Tuesday, September 29, 2009

Ralph Ellison’s Invisible Man



Slipping into Darkness:


Ralph Ellison’s Invisible Man and Beyond




Originally Published on About.com’s Classic Literature Page





There are many great writers whose reputations rest on one superlative masterpiece, whether they’ve written several works or whether they’ve produced just one unforgettable and unavoidable magnum opus. Because it’s the only book that he was able to spend any serious time on, The Great Gatsby puts F. Scott Fitzgerald in the former category, which makes readers and critics wonder what else he’d have been capable of had he not led such a chaotic life. Then there are the writers who pour everything they have into one perfect life-work and then for some reason never publish another word of fiction. A prime example of this second category of writers is Harper Lee, whose To Kill a Mockingbird is certainly a novel whose tremendous worth at once begs for further literary contributions and merits the author a well-deserved (if not particularly satisfying) retirement after changing the lives of so many readers. Perhaps more fascinating, however, is the example of Ralph Ellison and his only completed novel, Invisible Man, because unlike Lee, Ellison was a vital and vocal member of the world literary scene both before and after his one great book changed the literary landscape in 1952.

Ellison in fact published two other books in his lifetime—Shadow and Act and Going to the Territory—but they were collections of essays, and even though he was a major critical voice, readers were still eagerly waiting for a second novel when Ellison died in 1994. The main reason for Ellison’s inability to finish another novel was probably his own self-proclaimed dissatisfaction with the imperfection of his writing—even with the National Book Award-winning Invisible Man. Soon after his death, Ellison’s literary executor, John F. Callahan, collected and published Flying Home and Other Stories, and then in 1999, manuscripts found in Ellison’s home provided the material for Juneteenth, an unfinished novel that the same literary executor edited down from more than 2,000 pages, written over a period of forty years, to less than 400 pages.

Ellison’s original passion and training were for music, but he also loved literature, and when he was in college at the Tuskegee Institute he fell under the spell of literary Modernism, which eventually led to him writing his one dazzling, challenging, disturbing, and extraordinary novel.

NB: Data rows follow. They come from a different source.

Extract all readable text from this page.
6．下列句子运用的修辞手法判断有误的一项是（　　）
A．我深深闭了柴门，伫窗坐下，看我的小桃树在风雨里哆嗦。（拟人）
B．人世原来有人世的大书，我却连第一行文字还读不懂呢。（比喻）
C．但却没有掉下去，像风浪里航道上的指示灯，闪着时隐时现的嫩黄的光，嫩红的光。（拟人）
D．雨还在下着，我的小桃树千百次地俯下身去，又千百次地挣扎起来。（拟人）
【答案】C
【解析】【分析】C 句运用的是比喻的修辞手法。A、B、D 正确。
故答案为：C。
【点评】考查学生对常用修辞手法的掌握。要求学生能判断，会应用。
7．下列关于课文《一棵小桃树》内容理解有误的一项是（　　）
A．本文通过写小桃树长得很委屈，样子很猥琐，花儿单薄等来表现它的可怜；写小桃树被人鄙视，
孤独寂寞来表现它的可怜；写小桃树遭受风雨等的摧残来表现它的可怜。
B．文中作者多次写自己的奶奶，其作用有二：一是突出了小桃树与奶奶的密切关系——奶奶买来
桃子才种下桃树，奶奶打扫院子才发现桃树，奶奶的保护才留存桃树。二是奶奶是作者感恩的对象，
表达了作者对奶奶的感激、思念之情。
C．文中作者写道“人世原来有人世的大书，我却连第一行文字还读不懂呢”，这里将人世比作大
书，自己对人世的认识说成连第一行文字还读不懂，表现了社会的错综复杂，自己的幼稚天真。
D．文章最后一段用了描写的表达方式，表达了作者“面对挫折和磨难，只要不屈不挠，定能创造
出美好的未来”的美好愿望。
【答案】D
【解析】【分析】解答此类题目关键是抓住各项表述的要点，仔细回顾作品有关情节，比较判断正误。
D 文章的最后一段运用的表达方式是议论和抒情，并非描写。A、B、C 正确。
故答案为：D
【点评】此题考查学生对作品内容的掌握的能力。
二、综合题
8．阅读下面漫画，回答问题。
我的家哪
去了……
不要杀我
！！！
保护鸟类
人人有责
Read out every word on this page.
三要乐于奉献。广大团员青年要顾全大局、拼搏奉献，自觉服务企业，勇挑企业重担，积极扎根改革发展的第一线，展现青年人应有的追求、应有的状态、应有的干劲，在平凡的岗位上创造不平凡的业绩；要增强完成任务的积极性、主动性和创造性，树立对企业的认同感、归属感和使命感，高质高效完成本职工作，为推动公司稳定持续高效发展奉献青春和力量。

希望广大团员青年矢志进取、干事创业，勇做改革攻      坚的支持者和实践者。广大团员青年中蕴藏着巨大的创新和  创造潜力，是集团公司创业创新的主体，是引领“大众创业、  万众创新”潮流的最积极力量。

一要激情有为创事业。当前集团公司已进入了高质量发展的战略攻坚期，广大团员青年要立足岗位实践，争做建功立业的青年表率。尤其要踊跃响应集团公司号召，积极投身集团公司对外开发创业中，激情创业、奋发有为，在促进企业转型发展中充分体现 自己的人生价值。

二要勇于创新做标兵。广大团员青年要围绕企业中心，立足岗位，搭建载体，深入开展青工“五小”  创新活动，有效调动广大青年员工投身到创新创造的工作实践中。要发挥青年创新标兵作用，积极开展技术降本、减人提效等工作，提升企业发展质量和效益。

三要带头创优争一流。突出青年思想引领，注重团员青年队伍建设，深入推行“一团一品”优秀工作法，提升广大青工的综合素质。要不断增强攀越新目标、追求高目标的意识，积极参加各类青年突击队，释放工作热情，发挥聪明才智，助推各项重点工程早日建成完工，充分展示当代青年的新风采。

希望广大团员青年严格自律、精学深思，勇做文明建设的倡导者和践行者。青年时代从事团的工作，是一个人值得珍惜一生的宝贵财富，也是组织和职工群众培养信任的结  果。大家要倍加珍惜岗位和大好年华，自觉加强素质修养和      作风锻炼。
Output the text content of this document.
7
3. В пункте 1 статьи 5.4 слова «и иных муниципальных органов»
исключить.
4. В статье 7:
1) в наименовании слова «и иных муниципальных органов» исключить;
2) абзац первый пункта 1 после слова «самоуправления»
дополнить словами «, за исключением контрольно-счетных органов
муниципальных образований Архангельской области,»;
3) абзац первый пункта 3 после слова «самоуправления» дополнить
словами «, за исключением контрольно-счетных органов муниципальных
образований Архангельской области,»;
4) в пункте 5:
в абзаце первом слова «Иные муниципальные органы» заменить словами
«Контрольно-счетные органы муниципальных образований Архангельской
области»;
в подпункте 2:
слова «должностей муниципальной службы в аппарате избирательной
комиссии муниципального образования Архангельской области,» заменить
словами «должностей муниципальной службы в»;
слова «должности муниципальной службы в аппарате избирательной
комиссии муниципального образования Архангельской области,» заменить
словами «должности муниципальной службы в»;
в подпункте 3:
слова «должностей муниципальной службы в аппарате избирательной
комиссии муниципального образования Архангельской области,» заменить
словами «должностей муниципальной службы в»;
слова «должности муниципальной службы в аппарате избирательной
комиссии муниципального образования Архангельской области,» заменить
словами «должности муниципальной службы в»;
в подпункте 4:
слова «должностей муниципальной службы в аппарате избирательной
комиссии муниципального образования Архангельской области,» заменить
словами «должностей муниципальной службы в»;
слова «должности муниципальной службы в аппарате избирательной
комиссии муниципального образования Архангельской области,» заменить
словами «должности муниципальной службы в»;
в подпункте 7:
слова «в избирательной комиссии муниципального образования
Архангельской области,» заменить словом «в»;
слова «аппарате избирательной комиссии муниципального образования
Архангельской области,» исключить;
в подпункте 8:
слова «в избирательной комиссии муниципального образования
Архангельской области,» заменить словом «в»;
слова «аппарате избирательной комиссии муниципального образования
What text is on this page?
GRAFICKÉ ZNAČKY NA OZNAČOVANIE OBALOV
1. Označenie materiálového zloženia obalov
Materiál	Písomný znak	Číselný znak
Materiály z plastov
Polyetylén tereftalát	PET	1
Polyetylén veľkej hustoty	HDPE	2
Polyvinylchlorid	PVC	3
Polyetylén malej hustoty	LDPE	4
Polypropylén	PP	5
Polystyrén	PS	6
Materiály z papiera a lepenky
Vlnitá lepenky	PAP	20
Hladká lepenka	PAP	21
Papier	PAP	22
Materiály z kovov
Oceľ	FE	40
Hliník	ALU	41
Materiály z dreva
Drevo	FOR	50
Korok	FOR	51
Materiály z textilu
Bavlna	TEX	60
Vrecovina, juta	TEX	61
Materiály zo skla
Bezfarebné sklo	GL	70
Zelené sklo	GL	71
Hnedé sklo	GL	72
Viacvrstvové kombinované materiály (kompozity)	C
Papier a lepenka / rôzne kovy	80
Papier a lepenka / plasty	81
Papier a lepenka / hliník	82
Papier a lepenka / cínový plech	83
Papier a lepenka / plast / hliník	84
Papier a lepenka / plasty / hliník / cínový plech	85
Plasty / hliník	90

While the events of Invisible Man are rooted in very serious modern social events, Ellison himself stated that its main importance as a work was in its style and experimental nature. Ellison never abandoned music, and Invisible Man attains to the perfection of form that’s almost solely available to sonic composers.

The novel begins with the unnamed narrator describing his self-exiled habitat: a forgotten basement annex in a whites-only apartment building where he lives for free and where he’s secretly wired and illuminated a blinding 1,369 light bulbs. The narrator then flashes back to describe his young life in the American south, where after being named valedictorian of his high school class he was invited to re-deliver his valedictory speech before a group of influential white men. This leads to the novel’s infamous “Battle Royal” scene, where the narrator and several other young black men are forced to fight blindfolded while the white men watch with savage delight. I’ve met many fellow readers who have been too horrified by this episode to continue reading the novel, but this astounding overture leads into a symphonically staggering work that no serious modern reader will want to miss, whether for content or style.

Ellison cited T.S. Eliot’s The Waste Land as a major influence, but it’s more likely that Invisible Man’s labyrinth of seemingly picaresque but in fact highly controlled progressions are more inspired by James Joyce’s Ulysses. While Ulysses echoed and parodied the form and music of Homer’s Odyssey, Invisible Man resounds with the forms and resonances of music itself. In a rapidly evolving literary scene, which soon introduced the endlessly innovative works of William Gaddis and Thomas Pynchon, this obsession with form and pitch-perfection clearly kept Ellison in constant revision and never again allowed him to achieve such an accomplished and sustained totality/tonality in his writing.

The Modern Library plans to publish all the manuscripts for Juneteenth in 2010 in a massive volume tentatively entitled Three Days Before the Shooting. Perhaps this publication will reveal Ellison’s last work to be his true masterpiece: a towering Virgilian epic crossed with a sprawlingly unresolved and unresolvable Kafka novel. Perhaps this work will be the next step in Modernism and Postmodernism and will open up a goldmine for readers, critics, and anyone concerned with how the mind constantly attempts to shape our world into some kind of form. Or perhaps it will simply show us a brilliant writer attempting to bring more of his struggling mind’s invisible darkness into view. In the meantime, we still, and will always, have Invisible Man to flood our darkest annexes with music and light.